« Elle a un petit côté Eiffel qui lui donne un style particulier », a salué le maire et président d’Agglo Frédéric Soulier. L’aluminium a avantageusement remplacé le bois de l’ancienne passerelle datant de 2001 et qui a du être fermée depuis septembre 2023 car devenue dangereuse malgré son entretien.

« Le bois, c’est comme les cheveux, ça change de couleurs au fil de la vie et ça tombe aussi », s’amuse l’élu, tout à la joie partagée de retrouver enfin cette traversée indispensable de la Corrèze pour la continuité de la voie verte qui la longe. Il aura en effet fallu 18 mois de procédure et d’études avant de pouvoir attaquer les travaux de remplacement début juin. Alors, en ce samedi matin d’inauguration rassemblant officiels, riverains, usagers, famille de Jean Paufique et personnel de Silab, l’ambiance était enjouée et champêtre dans le parc du Prieur.

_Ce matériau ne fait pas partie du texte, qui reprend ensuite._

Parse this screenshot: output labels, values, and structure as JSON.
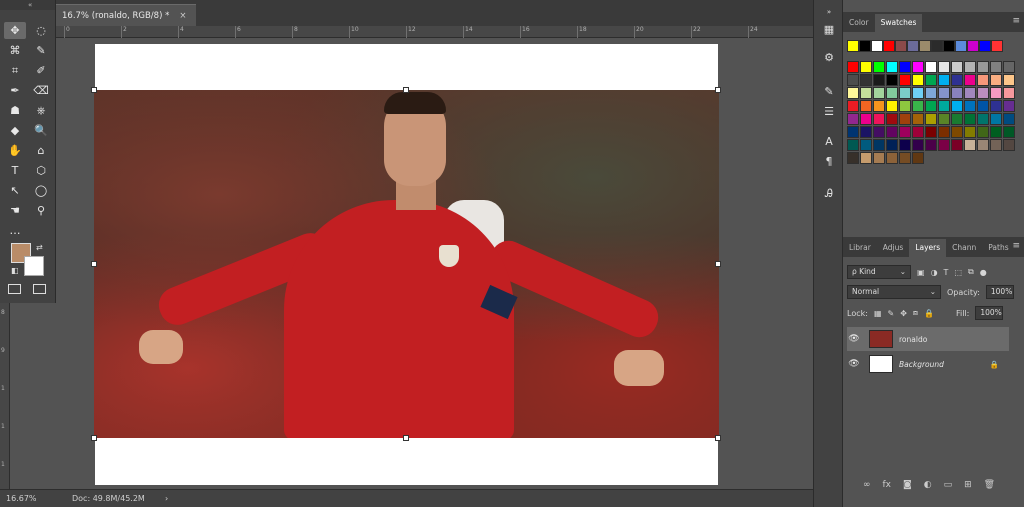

La nouvelle passerelle respecte les mêmes dimensions que l’ancienne : 38m de portée, 3m de large (la plus longue de Brive). Elle est équipée de caillebotis antidérapants en résine. Ont également été remplacés dans le même alliage les 200m de garde-corps des rampes d’accès (100m de part et d’autre). L’alu la rend beaucoup plus légère : 12 tonnes aujourd’hui contre les 35 d’avant, trois fois moins lourde, « On a gagné en poids et en esthétique ». Et surtout bien plus résistante : « au moins 50 ans, c’est le même process utilisé pour une marina portuaire sans l’exposition au sel« , garantit un technicien. Un investissement à hauteur de 466.000 euros pour l’Agglo, l’État et le Département.
« Elle allie élégance et sécurité, marie l’aspect métallique de l’alliage au végétal de la voie verte », résume le maire, rappelant que l’ouvrage d’art est exclusivement dédié aux piétons et aux cyclistes. « On doit la traverser pied à terre lorsqu’on est à vélo. » Brouhaha dans l’assistance. « Ce n’est pas gagné », reconnait-il en prônant « le partage de l’espace et la vigilance nécessaire pour que chacun puise trouver sa place ».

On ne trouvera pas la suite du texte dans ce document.